We are hearing these names a lot, and it’s only going to continue (p.s. VOTE). But don’t these names seem a bit… ordinary to you?
How popular are these Democratic candidate names throughout history? The babynames dataset can help shed some light on this question. Let’s look at the proportion of babies with these particular names over time.
candidates <- c("Elizabeth", "Amy", "Joseph", "Peter", "Bernard", "Michael", "Thomas")
candidate_status <- c(T, F, T, F, T, T, F)
yearTotals <- babynames %>%
group_by(year) %>%
summarise(yearTotal = sum(n))
candidateData <- babynames %>%
filter(name %in% candidates) %>%
group_by(year, name) %>%
summarise(count = sum(n))
candidateData <- merge(candidateData, yearTotals, by.x = "year", by.y = "year")

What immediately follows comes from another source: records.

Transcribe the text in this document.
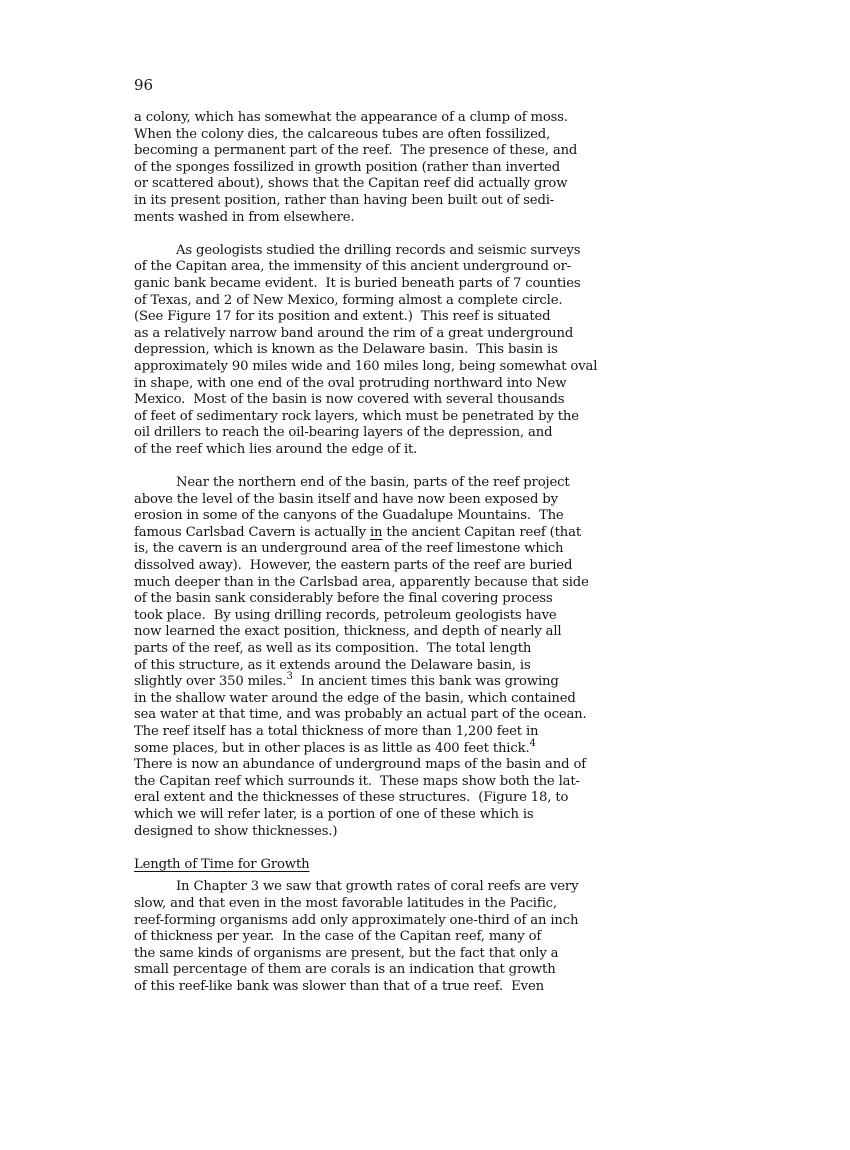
96
a colony, which has somewhat the appearance of a clump of moss.
When the colony dies, the calcareous tubes are often fossilized,
becoming a permanent part of the reef.  The presence of these, and
of the sponges fossilized in growth position (rather than inverted
or scattered about), shows that the Capitan reef did actually grow
in its present position, rather than having been built out of sedi-
ments washed in from elsewhere.
As geologists studied the drilling records and seismic surveys
of the Capitan area, the immensity of this ancient underground or-
ganic bank became evident.  It is buried beneath parts of 7 counties
of Texas, and 2 of New Mexico, forming almost a complete circle.
(See Figure 17 for its position and extent.)  This reef is situated
as a relatively narrow band around the rim of a great underground
depression, which is known as the Delaware basin.  This basin is
approximately 90 miles wide and 160 miles long, being somewhat oval
in shape, with one end of the oval protruding northward into New
Mexico.  Most of the basin is now covered with several thousands
of feet of sedimentary rock layers, which must be penetrated by the
oil drillers to reach the oil-bearing layers of the depression, and
of the reef which lies around the edge of it.
Near the northern end of the basin, parts of the reef project
above the level of the basin itself and have now been exposed by
erosion in some of the canyons of the Guadalupe Mountains.  The
famous Carlsbad Cavern is actually in the ancient Capitan reef (that
is, the cavern is an underground area of the reef limestone which
dissolved away).  However, the eastern parts of the reef are buried
much deeper than in the Carlsbad area, apparently because that side
of the basin sank considerably before the final covering process
took place.  By using drilling records, petroleum geologists have
now learned the exact position, thickness, and depth of nearly all
parts of the reef, as well as its composition.  The total length
of this structure, as it extends around the Delaware basin, is
slightly over 350 miles.$^3$  In ancient times this bank was growing
in the shallow water around the edge of the basin, which contained
sea water at that time, and was probably an actual part of the ocean.
The reef itself has a total thickness of more than 1,200 feet in
some places, but in other places is as little as 400 feet thick.$^4$
There is now an abundance of underground maps of the basin and of
the Capitan reef which surrounds it.  These maps show both the lat-
eral extent and the thicknesses of these structures.  (Figure 18, to
which we will refer later, is a portion of one of these which is
designed to show thicknesses.)
Length of Time for Growth
In Chapter 3 we saw that growth rates of coral reefs are very
slow, and that even in the most favorable latitudes in the Pacific,
reef-forming organisms add only approximately one-third of an inch
of thickness per year.  In the case of the Capitan reef, many of
the same kinds of organisms are present, but the fact that only a
small percentage of them are corals is an indication that growth
of this reef-like bank was slower than that of a true reef.  Even
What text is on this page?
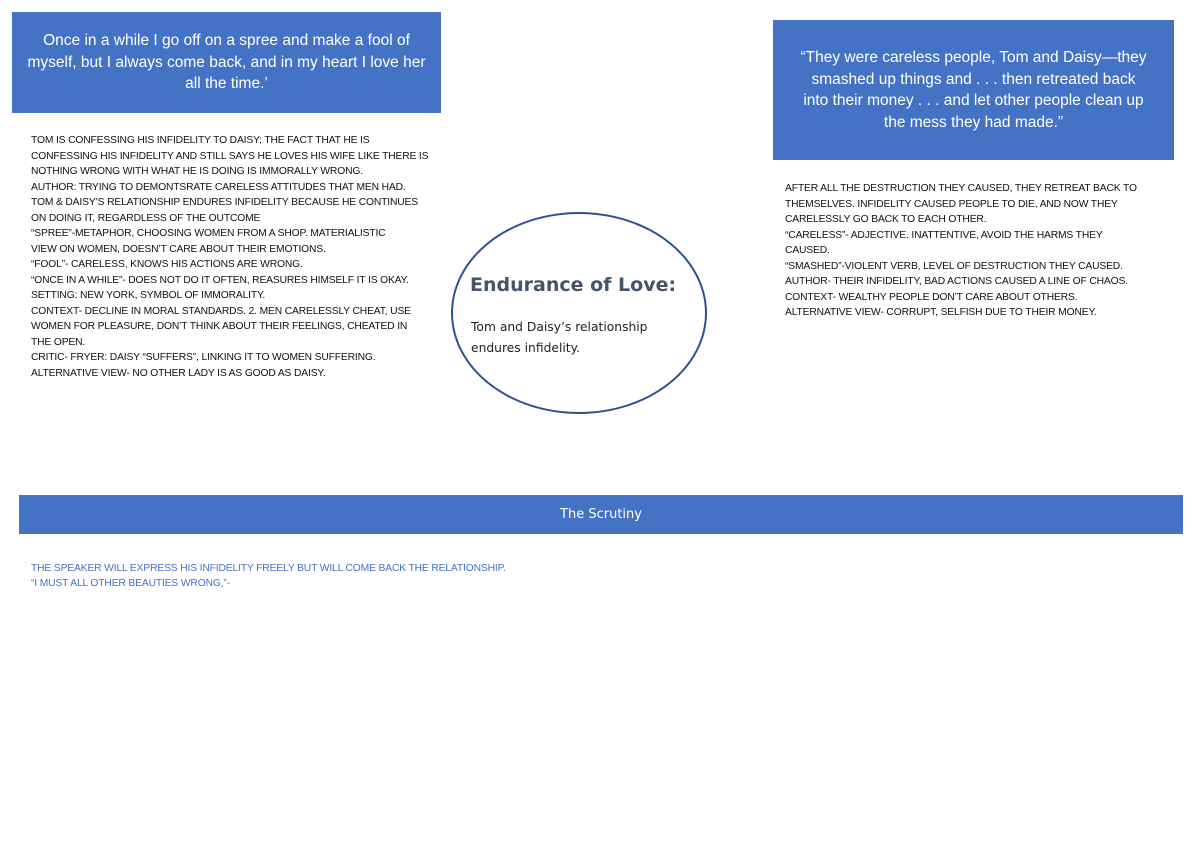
Once in a while I go off on a spree and make a fool of myself, but I always come back, and in my heart I love her all the time.’
TOM IS CONFESSING HIS INFIDELITY TO DAISY; THE FACT THAT HE IS
CONFESSING HIS INFIDELITY AND STILL SAYS HE LOVES HIS WIFE LIKE THERE IS
NOTHING WRONG WITH WHAT HE IS DOING IS IMMORALLY WRONG.
AUTHOR: TRYING TO DEMONTSRATE CARELESS ATTITUDES THAT MEN HAD.
TOM & DAISY’S RELATIONSHIP ENDURES INFIDELITY BECAUSE HE CONTINUES
ON DOING IT, REGARDLESS OF THE OUTCOME
“SPREE”-METAPHOR, CHOOSING WOMEN FROM A SHOP. MATERIALISTIC
VIEW ON WOMEN, DOESN’T CARE ABOUT THEIR EMOTIONS.
“FOOL”- CARELESS, KNOWS HIS ACTIONS ARE WRONG.
“ONCE IN A WHILE”- DOES NOT DO IT OFTEN, REASURES HIMSELF IT IS OKAY.
SETTING: NEW YORK, SYMBOL OF IMMORALITY.
CONTEXT- DECLINE IN MORAL STANDARDS. 2. MEN CARELESSLY CHEAT, USE
WOMEN FOR PLEASURE, DON’T THINK ABOUT THEIR FEELINGS, CHEATED IN
THE OPEN.
CRITIC- FRYER: DAISY “SUFFERS”, LINKING IT TO WOMEN SUFFERING.
ALTERNATIVE VIEW- NO OTHER LADY IS AS GOOD AS DAISY.
Endurance of Love:
Tom and Daisy’s relationship endures infidelity.
“They were careless people, Tom and Daisy—they smashed up things and . . . then retreated back into their money . . . and let other people clean up the mess they had made.”
AFTER ALL THE DESTRUCTION THEY CAUSED, THEY RETREAT BACK TO
THEMSELVES. INFIDELITY CAUSED PEOPLE TO DIE, AND NOW THEY
CARELESSLY GO BACK TO EACH OTHER.
“CARELESS”- ADJECTIVE. INATTENTIVE, AVOID THE HARMS THEY
CAUSED.
“SMASHED”-VIOLENT VERB, LEVEL OF DESTRUCTION THEY CAUSED.
AUTHOR- THEIR INFIDELITY, BAD ACTIONS CAUSED A LINE OF CHAOS.
CONTEXT- WEALTHY PEOPLE DON’T CARE ABOUT OTHERS.
ALTERNATIVE VIEW- CORRUPT, SELFISH DUE TO THEIR MONEY.
The Scrutiny
THE SPEAKER WILL EXPRESS HIS INFIDELITY FREELY BUT WILL COME BACK THE RELATIONSHIP.
“I MUST ALL OTHER BEAUTIES WRONG,”-
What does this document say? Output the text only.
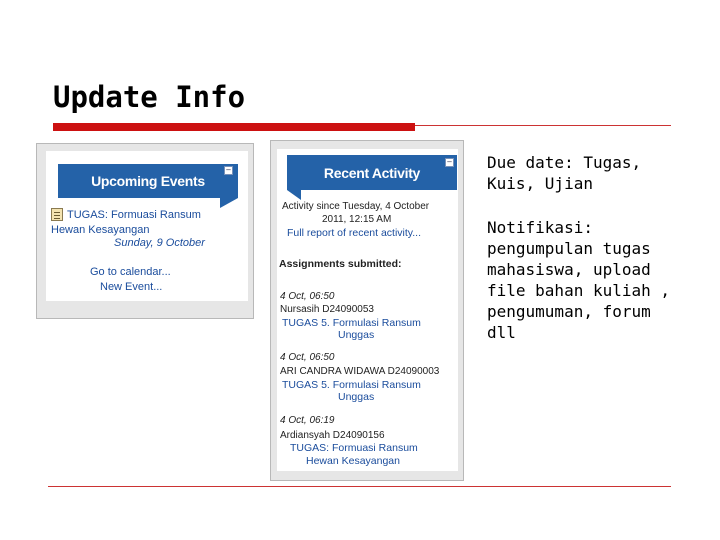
Update Info
Upcoming Events
–
TUGAS: Formuasi Ransum
Hewan Kesayangan
Sunday, 9 October
Go to calendar...
New Event...
Recent Activity
–
Activity since Tuesday, 4 October
2011, 12:15 AM
Full report of recent activity...
Assignments submitted:
4 Oct, 06:50
Nursasih D24090053
TUGAS 5. Formulasi Ransum
Unggas
4 Oct, 06:50
ARI CANDRA WIDAWA D24090003
TUGAS 5. Formulasi Ransum
Unggas
4 Oct, 06:19
Ardiansyah D24090156
TUGAS: Formuasi Ransum
Hewan Kesayangan
Due date: Tugas,
Kuis, Ujian
Notifikasi:
pengumpulan tugas
mahasiswa, upload
file bahan kuliah ,
pengumuman, forum
dll
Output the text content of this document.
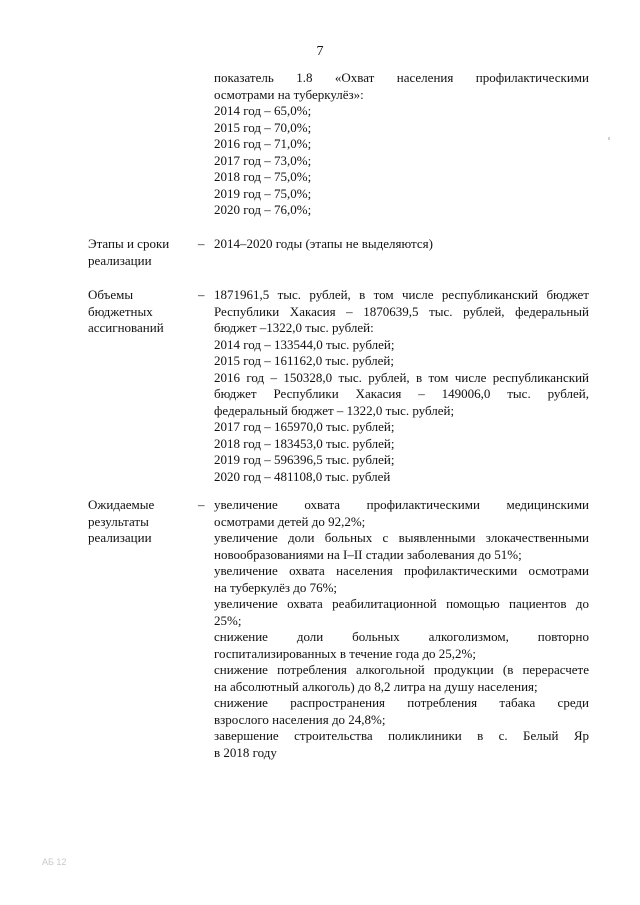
7
показатель 1.8 «Охват населения профилактическими
осмотрами на туберкулёз»:
2014 год – 65,0%;
2015 год – 70,0%;
2016 год – 71,0%;
2017 год – 73,0%;
2018 год – 75,0%;
2019 год – 75,0%;
2020 год – 76,0%;
Этапы и сроки
реализации
– 2014–2020 годы (этапы не выделяются)
Объемы
бюджетных
ассигнований
– 1871961,5 тыс. рублей, в том числе республиканский бюджет
Республики Хакасия – 1870639,5 тыс. рублей, федеральный
бюджет –1322,0 тыс. рублей:
2014 год – 133544,0 тыс. рублей;
2015 год – 161162,0 тыс. рублей;
2016 год – 150328,0 тыс. рублей, в том числе республиканский
бюджет Республики Хакасия – 149006,0 тыс. рублей,
федеральный бюджет – 1322,0 тыс. рублей;
2017 год – 165970,0 тыс. рублей;
2018 год – 183453,0 тыс. рублей;
2019 год – 596396,5 тыс. рублей;
2020 год – 481108,0 тыс. рублей
Ожидаемые
результаты
реализации
– увеличение охвата профилактическими медицинскими
осмотрами детей до 92,2%;
увеличение доли больных с выявленными злокачественными
новообразованиями на I–II стадии заболевания до 51%;
увеличение охвата населения профилактическими осмотрами
на туберкулёз до 76%;
увеличение охвата реабилитационной помощью пациентов до
25%;
снижение доли больных алкоголизмом, повторно
госпитализированных в течение года до 25,2%;
снижение потребления алкогольной продукции (в перерасчете
на абсолютный алкоголь) до 8,2 литра на душу населения;
снижение распространения потребления табака среди
взрослого населения до 24,8%;
завершение строительства поликлиники в с. Белый Яр
в 2018 году
АБ 12
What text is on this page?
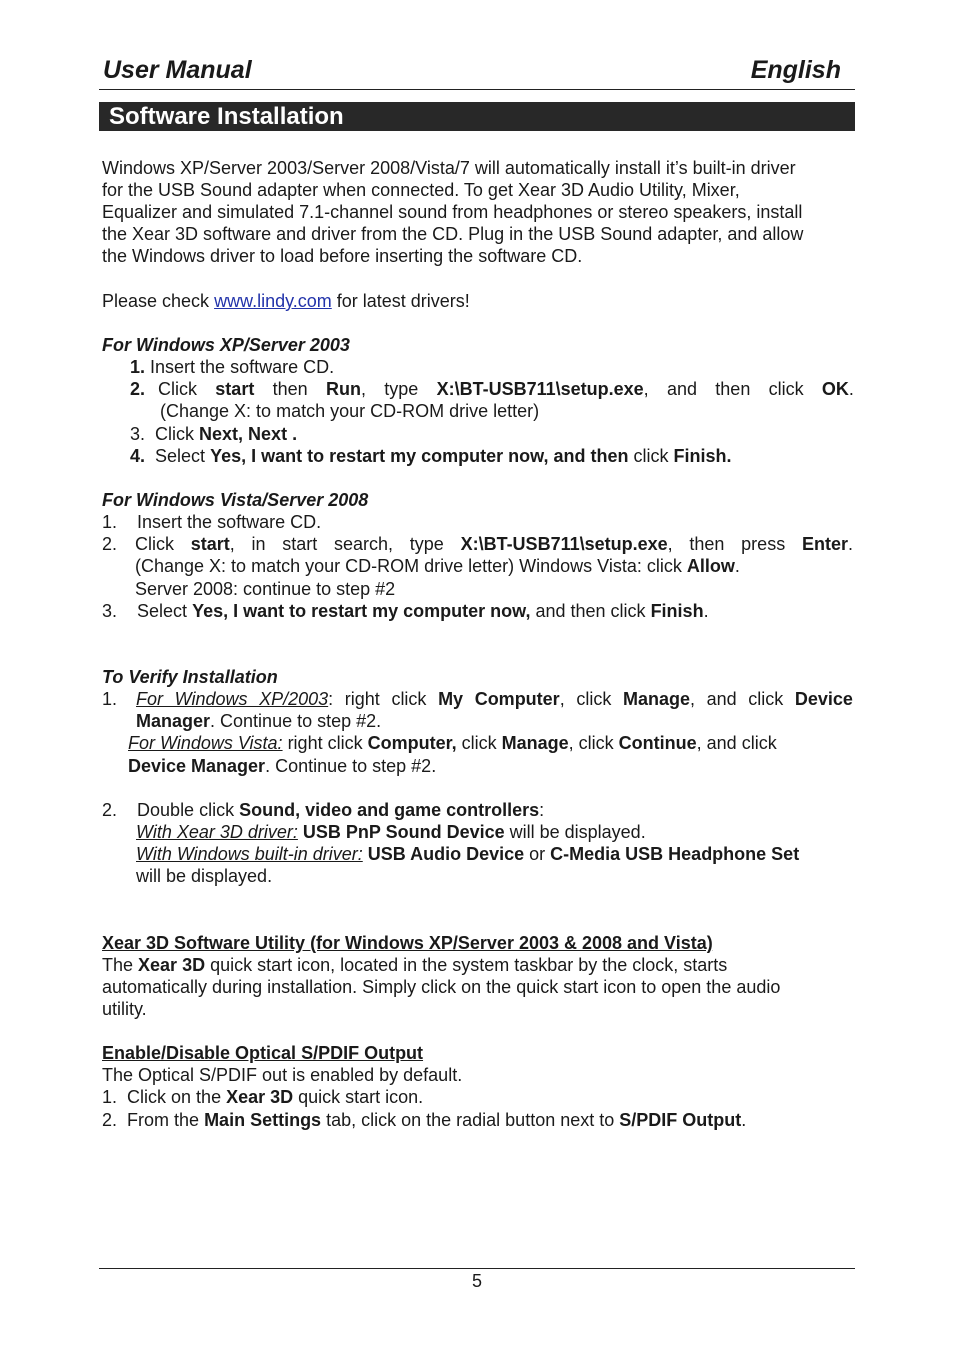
User Manual	English
Software Installation
Windows XP/Server 2003/Server 2008/Vista/7 will automatically install it’s built-in driver
for the USB Sound adapter when connected. To get Xear 3D Audio Utility, Mixer,
Equalizer and simulated 7.1-channel sound from headphones or stereo speakers, install
the Xear 3D software and driver from the CD. Plug in the USB Sound adapter, and allow
the Windows driver to load before inserting the software CD.
Please check www.lindy.com for latest drivers!
For Windows XP/Server 2003
1. Insert the software CD.
2. Click start then Run, type X:\BT-USB711\setup.exe, and then click OK.
(Change X: to match your CD-ROM drive letter)
3. Click Next, Next .
4. Select Yes, I want to restart my computer now, and then click Finish.
For Windows Vista/Server 2008
1. Insert the software CD.
2. Click start, in start search, type X:\BT-USB711\setup.exe, then press Enter.
(Change X: to match your CD-ROM drive letter) Windows Vista: click Allow.
Server 2008: continue to step #2
3. Select Yes, I want to restart my computer now, and then click Finish.
To Verify Installation
1. For Windows XP/2003: right click My Computer, click Manage, and click Device
Manager. Continue to step #2.
For Windows Vista: right click Computer, click Manage, click Continue, and click
Device Manager. Continue to step #2.
2. Double click Sound, video and game controllers:
With Xear 3D driver: USB PnP Sound Device will be displayed.
With Windows built-in driver: USB Audio Device or C-Media USB Headphone Set
will be displayed.
Xear 3D Software Utility (for Windows XP/Server 2003 & 2008 and Vista)
The Xear 3D quick start icon, located in the system taskbar by the clock, starts
automatically during installation. Simply click on the quick start icon to open the audio
utility.
Enable/Disable Optical S/PDIF Output
The Optical S/PDIF out is enabled by default.
1. Click on the Xear 3D quick start icon.
2. From the Main Settings tab, click on the radial button next to S/PDIF Output.
5
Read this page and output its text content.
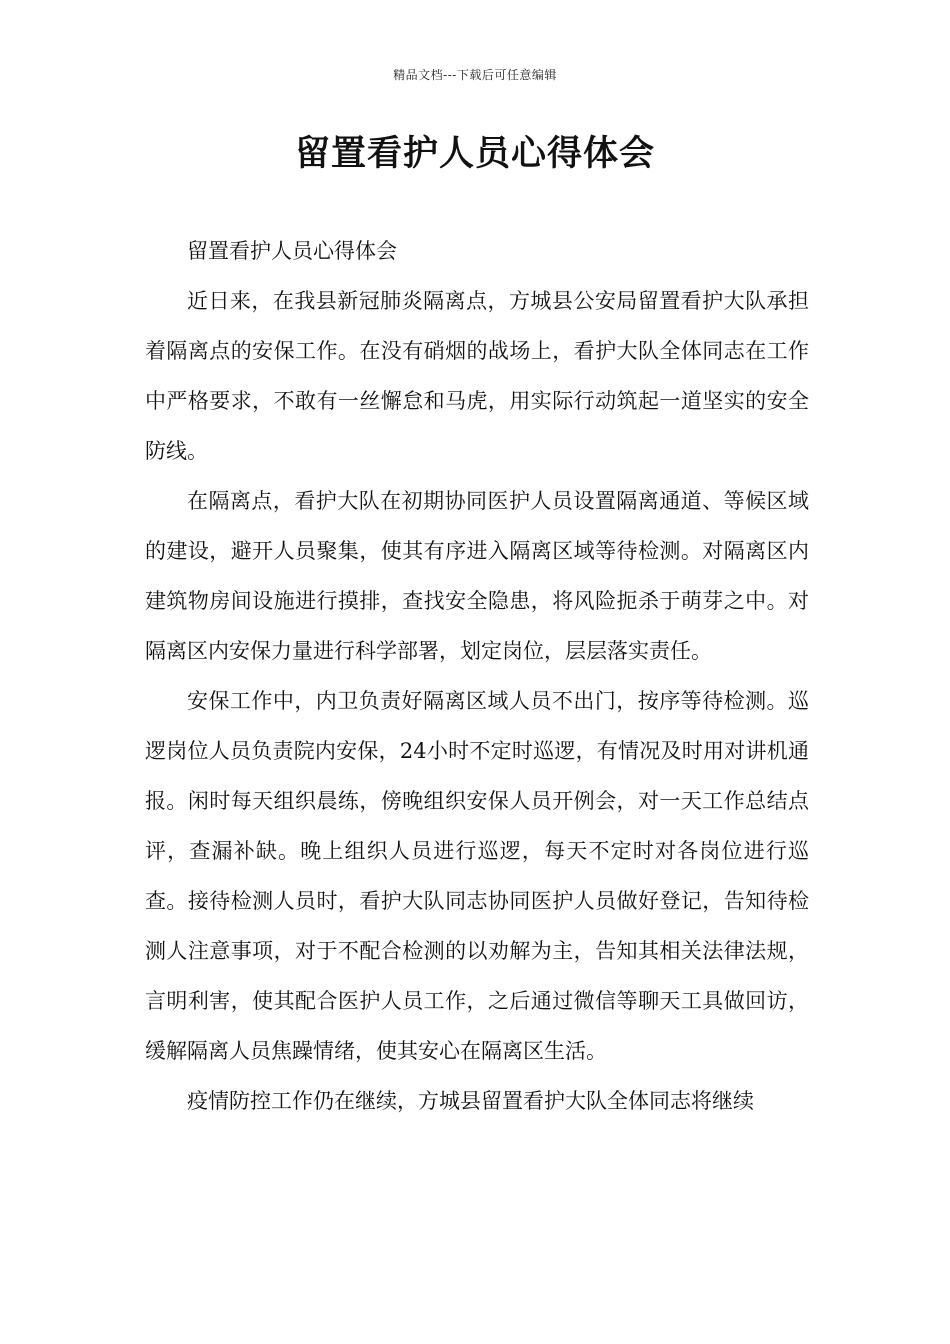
精品文档---下载后可任意编辑
留置看护人员心得体会

留置看护人员心得体会

近日来，在我县新冠肺炎隔离点，方城县公安局留置看护大队承担着隔离点的安保工作。在没有硝烟的战场上，看护大队全体同志在工作中严格要求，不敢有一丝懈怠和马虎，用实际行动筑起一道坚实的安全防线。

在隔离点，看护大队在初期协同医护人员设置隔离通道、等候区域的建设，避开人员聚集，使其有序进入隔离区域等待检测。对隔离区内建筑物房间设施进行摸排，查找安全隐患，将风险扼杀于萌芽之中。对隔离区内安保力量进行科学部署，划定岗位，层层落实责任。

安保工作中，内卫负责好隔离区域人员不出门，按序等待检测。巡逻岗位人员负责院内安保，24小时不定时巡逻，有情况及时用对讲机通报。闲时每天组织晨练，傍晚组织安保人员开例会，对一天工作总结点评，查漏补缺。晚上组织人员进行巡逻，每天不定时对各岗位进行巡查。接待检测人员时，看护大队同志协同医护人员做好登记，告知待检测人注意事项，对于不配合检测的以劝解为主，告知其相关法律法规，言明利害，使其配合医护人员工作，之后通过微信等聊天工具做回访，缓解隔离人员焦躁情绪，使其安心在隔离区生活。

疫情防控工作仍在继续，方城县留置看护大队全体同志将继续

candidateData$prop <- candidateData$count / candidateData$yearTotal
ggplot(candidateData, aes(year, prop, col = name, group = name)) +
geom_point() +
geom_line() +
theme_minimal() +
ylab("proportion of babies in year")
Fad names (with peaks): Amy, Thomas, Michael
More stable names: Bernard, Elizabeth, Joseph, Peter
For the sticklers, we can just look at the ones moving forward.
ggplot(subset(candidateData, name %in% candidates[candidate_status]), aes(year, prop, col = name, group = name)) +
geom_point() +
geom_line() +
theme_minimal() +
ylab("proportion of babies in year")
But this is just proportion of babies over time. What about the ranking of names? (Insert ranked choice voting joke here.)
test <- babynames %>%
group_by(year, name) %>%
summarise(count = sum(n))
allYears <- unique(test$year)
# this is gross, but bear with me
helper <- function(x) {
dat <- subset(test, year == x)
dat <- dat %>% arrange(desc(count))
dat$ranking <- 1:nrow(dat)
return(dat)
}
byYearRanking <- lapply(allYears, helper)
allRanked <- do.call("rbind", byYearRanking)
allRanked %>%
filter(name %in% candidates) %>%
ggplot(., aes(year, ranking, col = name, group = name)) +
geom_point() +
geom_line() +
theme_minimal()
Many of these names are ranked pretty high fairly consistently.
allRanked %>%
filter(name %in% candidates[candidate_status]) %>%
ggplot(., aes(year, ranking, col = name, group = name)) +
geom_point() +
geom_line() +
theme_minimal()
Alas, poor Bernard, let’s zoom in a bit.
allRanked %>%
filter(name %in% candidates) %>%
ggplot(., aes(year, ranking, col = name, group = name)) +
geom_point() +
geom_line() +
theme_minimal() +
ylim(c(0, 750))
It appears that these names often make the top 200 of baby names each year.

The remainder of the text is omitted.